L'adaptation de l'activité hospitalière, avec l'ouverture de lits supplémentaires et, si nécessaire, la déprogrammation ciblée d'interventions chirurgicales non urgentes. Reporter une opération qui peut attendre libère du personnel et des lits pour les urgences liées à la chaleur. Les médecins libéraux, eux, sont invités à renforcer la prise en charge à domicile des patients fragiles.
L'objectif, a résumé Sébastien Lecornu, est de « permettre à notre système de santé de tenir dans la durée et de protéger les plus vulnérables » (CNews).
Pourquoi maintenant ?
L'activation au niveau maximal répond à une vague de chaleur d'une intensité exceptionnelle, dont l'ampleur a été comparée à celle de l'été 2003, qui avait fait près de 15 000 morts en France. La pression sur les secours s'est faite sentir très vite : à Paris, le nombre d'arrêts cardiaques a bondi à environ 25 en vingt-quatre heures, contre moins de dix habituellement, et les interventions des pompiers en Île-de-France sont passées de 1 250 à plus de 2 100 par jour (CNews).

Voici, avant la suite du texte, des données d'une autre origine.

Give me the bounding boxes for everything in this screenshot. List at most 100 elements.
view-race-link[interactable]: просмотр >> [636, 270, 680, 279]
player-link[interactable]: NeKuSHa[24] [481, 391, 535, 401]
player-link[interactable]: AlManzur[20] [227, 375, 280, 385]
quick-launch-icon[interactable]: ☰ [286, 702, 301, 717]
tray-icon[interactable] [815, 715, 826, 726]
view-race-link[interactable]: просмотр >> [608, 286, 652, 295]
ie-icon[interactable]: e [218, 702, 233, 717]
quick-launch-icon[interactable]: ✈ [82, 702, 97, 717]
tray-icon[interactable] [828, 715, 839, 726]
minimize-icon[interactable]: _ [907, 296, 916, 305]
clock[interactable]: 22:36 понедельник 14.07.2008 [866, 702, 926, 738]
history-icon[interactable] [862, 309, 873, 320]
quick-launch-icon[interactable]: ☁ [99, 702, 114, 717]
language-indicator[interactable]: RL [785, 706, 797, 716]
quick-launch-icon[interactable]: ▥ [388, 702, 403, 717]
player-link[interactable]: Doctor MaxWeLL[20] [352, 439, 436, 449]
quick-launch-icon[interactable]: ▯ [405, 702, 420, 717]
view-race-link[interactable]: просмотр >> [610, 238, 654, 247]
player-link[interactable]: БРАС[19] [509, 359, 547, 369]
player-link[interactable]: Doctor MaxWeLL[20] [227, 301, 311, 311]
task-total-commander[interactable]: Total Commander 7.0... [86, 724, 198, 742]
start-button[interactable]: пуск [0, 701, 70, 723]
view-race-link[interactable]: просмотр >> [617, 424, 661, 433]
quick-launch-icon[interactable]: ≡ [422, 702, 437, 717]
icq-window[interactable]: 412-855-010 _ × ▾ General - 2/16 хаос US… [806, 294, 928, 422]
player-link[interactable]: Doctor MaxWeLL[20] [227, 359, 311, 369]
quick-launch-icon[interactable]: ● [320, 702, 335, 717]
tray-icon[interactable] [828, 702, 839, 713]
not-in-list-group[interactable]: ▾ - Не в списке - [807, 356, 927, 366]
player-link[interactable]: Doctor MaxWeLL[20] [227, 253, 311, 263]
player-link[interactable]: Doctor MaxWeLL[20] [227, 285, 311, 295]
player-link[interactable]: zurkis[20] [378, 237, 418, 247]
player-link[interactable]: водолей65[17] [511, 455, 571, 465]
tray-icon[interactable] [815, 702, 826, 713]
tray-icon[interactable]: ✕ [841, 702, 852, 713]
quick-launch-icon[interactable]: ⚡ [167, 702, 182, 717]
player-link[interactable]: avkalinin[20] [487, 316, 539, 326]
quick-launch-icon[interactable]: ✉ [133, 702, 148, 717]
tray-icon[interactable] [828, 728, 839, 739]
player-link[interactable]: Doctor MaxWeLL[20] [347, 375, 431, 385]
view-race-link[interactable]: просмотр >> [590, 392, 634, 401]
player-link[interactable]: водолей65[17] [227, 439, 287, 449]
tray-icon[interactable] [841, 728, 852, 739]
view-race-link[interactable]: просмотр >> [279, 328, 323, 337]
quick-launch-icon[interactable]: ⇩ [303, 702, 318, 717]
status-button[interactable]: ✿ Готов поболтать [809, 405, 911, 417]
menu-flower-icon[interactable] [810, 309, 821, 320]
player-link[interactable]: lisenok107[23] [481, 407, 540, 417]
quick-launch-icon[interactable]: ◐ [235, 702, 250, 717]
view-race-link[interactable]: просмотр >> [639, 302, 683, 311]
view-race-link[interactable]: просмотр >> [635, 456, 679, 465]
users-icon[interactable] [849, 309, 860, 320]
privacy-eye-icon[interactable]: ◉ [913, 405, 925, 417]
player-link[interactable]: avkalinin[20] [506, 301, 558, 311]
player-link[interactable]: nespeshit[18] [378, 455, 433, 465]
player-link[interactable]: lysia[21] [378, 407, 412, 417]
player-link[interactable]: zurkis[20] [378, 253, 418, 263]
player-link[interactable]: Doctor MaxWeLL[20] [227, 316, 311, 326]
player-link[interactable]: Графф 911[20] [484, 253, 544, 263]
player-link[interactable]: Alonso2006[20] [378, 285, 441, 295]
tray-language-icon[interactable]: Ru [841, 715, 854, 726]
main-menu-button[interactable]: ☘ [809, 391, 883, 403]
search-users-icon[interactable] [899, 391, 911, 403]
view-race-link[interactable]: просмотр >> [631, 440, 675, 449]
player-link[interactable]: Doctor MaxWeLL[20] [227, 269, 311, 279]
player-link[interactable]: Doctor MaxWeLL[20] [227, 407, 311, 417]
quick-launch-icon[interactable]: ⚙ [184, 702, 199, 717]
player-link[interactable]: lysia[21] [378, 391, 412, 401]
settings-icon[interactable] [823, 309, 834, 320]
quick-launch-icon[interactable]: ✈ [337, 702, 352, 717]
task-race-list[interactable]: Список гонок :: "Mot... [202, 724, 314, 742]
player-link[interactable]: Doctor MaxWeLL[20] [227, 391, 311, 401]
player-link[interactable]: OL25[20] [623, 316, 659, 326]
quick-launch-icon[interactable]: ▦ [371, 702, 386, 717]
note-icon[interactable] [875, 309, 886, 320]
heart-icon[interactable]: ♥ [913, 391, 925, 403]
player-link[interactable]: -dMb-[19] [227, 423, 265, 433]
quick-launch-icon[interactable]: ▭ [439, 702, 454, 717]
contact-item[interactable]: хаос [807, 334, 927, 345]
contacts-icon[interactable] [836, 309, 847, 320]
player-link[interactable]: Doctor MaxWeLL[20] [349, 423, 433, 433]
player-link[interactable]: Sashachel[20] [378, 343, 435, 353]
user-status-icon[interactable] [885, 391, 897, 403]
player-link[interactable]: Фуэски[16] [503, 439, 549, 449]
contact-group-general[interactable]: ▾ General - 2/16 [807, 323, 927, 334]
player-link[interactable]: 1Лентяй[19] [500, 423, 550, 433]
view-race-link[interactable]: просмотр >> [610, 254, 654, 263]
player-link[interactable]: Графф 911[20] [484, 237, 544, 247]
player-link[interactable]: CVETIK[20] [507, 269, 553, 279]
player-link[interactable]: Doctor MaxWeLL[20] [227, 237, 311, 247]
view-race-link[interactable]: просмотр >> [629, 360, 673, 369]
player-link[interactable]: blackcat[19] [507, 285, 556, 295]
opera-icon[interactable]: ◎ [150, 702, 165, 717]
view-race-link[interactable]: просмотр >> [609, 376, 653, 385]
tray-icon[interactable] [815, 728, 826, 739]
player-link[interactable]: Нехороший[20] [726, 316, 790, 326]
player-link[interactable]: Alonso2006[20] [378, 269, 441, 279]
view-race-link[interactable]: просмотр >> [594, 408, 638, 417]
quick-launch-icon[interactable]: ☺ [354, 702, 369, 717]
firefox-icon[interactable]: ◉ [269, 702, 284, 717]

Surtout, les autorités sanitaires raisonnent à plus long terme que le pic thermique lui-même. Les effets les plus lourds de la chaleur sur les organismes fragiles — décompensations de maladies chroniques, déshydratations sévères chez les personnes âgées — apparaissent souvent cinq à dix jours après le début de l'épisode (Le JMA). Activer Orsan au niveau 3 avant même que la vague ne reflue, c'est anticiper cette « deuxième vague » sanitaire, plus silencieuse mais souvent plus meurtrière que les coups de chaleur immédiats.
Cette canicule s'inscrit dans un épisode déjà lourd de conséquences, marqué notamment par un pic de chaleur record dans le Sud-Ouest et par un bilan de noyades suivi en cellule de crise par Sébastien Lecornu. Au-delà de la mortalité directe, les épisodes prolongés posent aussi la question des nuits tropicales et de leurs effets sur la santé, qui empêchent l'organisme de récupérer.
En faisant d'Orsan EPI-CLIM un outil de réponse à la canicule au même titre qu'aux attentats ou aux pandémies, l'État acte une réalité : dans un climat qui se réchauffe, les vagues de chaleur extrêmes ne sont plus des accidents ponctuels, mais des crises sanitaires récurrentes qu'il faut désormais gérer comme telles.